When Hope Was on the Ballot
by Tomm Carroll
![]() Tomm Carroll |
Don’t vote. It only encourages them,” Gore Vidal, the novelist, essayist, playwright and provocateur, once famously said. While undoubtedly cynical, that statement does have a certain ring of truth to it. And very little has happened on the national political stage in the last six years to make one think otherwise. However, with the imminent—and eminent—mid-term elections looming, we seemingly have a fighting chance of…well, if not necessarily putting our country on the right track, at least taking it off the highway to Hell that it’s currently careening headlong down.
It’s enough to make one long for the days when voting truly was more than the futile exercise of picking between the lesser of two evils (or the evil of two lessers, to quote another quip from Vidal), an era when a congressional or senatorial—or even presidential—aspirant actually offered hope for the nation’s future. The late 1960s was such a time, and Senator Robert F. Kennedy (D-NY) was such a candidate.
Richard Chew, ACE, personally found those years a time of political and spiritual awakening. Consequently, he jumped at the chance to edit writer-director Emilio Estevez’s ambitious Bobby, which opens in November. A smart, multi-storied docudrama, the film depicts the lives of fictionalized characters at the Ambassador Hotel in Los Angeles on June 5, 1968––the day RFK won the California Democratic Presidential Primary but lost his life to an assassin’s bullets in the hotel’s pantry.
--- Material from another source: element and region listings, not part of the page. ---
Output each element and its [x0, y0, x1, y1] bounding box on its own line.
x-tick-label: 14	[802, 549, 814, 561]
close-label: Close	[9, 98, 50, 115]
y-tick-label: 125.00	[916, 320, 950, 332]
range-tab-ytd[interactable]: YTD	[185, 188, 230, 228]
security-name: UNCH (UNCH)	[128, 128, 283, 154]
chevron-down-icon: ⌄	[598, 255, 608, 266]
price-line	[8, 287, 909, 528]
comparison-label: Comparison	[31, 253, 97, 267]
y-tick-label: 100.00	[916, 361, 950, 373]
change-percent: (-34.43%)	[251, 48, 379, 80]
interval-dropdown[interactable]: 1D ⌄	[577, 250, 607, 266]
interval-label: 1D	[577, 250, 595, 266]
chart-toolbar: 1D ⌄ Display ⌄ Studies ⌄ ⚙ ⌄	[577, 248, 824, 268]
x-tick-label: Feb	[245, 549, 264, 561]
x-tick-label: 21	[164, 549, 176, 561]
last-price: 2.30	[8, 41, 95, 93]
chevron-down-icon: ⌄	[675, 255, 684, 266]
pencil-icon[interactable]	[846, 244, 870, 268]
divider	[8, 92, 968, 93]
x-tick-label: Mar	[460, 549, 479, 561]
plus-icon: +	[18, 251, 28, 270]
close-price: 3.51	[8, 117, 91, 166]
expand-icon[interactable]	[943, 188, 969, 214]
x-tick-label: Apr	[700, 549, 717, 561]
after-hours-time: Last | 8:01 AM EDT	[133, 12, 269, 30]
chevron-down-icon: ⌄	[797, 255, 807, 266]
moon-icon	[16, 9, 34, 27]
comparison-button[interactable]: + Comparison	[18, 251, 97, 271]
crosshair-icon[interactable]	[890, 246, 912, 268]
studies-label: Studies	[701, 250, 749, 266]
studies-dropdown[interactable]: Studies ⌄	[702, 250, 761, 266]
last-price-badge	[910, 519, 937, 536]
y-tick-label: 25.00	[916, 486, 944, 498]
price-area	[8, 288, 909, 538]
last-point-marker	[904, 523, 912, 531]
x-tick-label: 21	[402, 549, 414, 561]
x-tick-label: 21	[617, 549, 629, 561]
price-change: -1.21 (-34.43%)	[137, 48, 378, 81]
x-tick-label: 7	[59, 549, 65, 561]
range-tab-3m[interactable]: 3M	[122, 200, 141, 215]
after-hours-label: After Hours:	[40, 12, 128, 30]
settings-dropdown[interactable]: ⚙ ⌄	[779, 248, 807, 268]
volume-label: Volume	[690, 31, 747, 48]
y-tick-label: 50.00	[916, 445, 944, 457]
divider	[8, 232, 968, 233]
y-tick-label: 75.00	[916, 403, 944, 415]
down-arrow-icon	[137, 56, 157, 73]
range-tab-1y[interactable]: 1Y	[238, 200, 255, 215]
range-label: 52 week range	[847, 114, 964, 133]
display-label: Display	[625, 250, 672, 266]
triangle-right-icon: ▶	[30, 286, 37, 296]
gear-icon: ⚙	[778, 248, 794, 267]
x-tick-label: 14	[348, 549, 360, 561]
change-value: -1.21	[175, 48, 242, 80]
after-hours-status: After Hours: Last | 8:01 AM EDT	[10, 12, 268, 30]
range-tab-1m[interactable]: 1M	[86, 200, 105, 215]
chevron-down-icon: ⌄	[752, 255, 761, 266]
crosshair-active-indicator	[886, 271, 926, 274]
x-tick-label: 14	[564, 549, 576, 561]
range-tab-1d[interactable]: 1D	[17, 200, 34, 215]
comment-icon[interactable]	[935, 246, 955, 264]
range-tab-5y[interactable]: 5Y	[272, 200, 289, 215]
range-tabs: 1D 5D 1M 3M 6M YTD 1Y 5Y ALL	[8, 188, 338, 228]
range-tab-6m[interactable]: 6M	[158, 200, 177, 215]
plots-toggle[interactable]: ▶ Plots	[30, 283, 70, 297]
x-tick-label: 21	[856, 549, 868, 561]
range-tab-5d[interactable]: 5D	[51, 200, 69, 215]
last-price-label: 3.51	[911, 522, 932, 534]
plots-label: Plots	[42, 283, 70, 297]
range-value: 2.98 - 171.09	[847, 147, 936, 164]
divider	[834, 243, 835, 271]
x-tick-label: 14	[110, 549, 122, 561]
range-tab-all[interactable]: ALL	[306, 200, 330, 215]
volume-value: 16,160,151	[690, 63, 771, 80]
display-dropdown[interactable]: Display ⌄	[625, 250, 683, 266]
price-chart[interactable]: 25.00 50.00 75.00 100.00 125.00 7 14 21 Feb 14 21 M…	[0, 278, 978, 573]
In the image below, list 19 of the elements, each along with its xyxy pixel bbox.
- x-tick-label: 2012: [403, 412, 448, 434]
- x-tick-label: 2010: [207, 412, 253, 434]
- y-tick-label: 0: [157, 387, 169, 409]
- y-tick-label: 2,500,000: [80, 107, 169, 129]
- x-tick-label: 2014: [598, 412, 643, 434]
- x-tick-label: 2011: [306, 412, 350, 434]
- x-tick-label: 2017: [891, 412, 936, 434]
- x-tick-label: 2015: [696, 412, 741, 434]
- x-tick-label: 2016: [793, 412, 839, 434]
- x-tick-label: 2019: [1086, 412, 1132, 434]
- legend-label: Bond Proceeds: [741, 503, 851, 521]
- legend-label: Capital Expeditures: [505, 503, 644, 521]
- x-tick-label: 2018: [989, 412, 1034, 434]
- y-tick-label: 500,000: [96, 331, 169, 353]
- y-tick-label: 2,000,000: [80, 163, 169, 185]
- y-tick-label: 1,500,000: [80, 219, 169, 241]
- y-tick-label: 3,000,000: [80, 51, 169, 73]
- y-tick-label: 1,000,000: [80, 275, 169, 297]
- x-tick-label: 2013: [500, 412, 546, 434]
As socially conscious and politically astute as he is adroit at shaping and pacing films in the editing bay, the multiple-award-winning Chew was also drawn to Bobby because of its many unmistakable parallels to the condition in which this country finds itself today, he tells writer Michael Kunkes in this issue’s cover story.
Kunkes also interviews Michael Minkler, CAS, and Glenn T. Morgan, MPSE, the chief re-recording mixer and supervising sound editor, respectively, on Bobby, about the 1960s soundscape they created for the film, along with sound effects editor Tony Lamberti. Source material for this sonic world included period recordings from archival footage and television broadcasts of Kennedy’s speeches.
Hollywoodland is another period piece, albeit set about a decade earlier. Its editor, Michael Berenbaum, made his return to feature films with that early Fall release, after a successful six years of editing television. But more than time, he is concerned with space—as in where he likes to live and work. Despite the title of his latest picture, that place is most assuredly New York. Writer Adam Wisniewski covers a lecture and presentation that Berenbaum recently gave at the Editors Guild’s office in (surprise) Manhattan.
In a continuation of the numbers game that is the 24/23.98 fps workflow, Debra Kaufman reports on a seminar on the topic that the DR Group held in Los Angeles in September exclusively for Editors Guild members. And, on the sound side of things, Kunkes traveled to San Francisco in early October to attend the AES (Audio Engineering Society) Conference and Exhibition to check out the audio advancements apropos to post-production professionals, and describes the new products from the likes of Digidesign, Dolby, Euphonix, Glyph, Steinberg and other companies.
Thanks, as always, for reading—as the current magazine staff enters into its third year of this publication!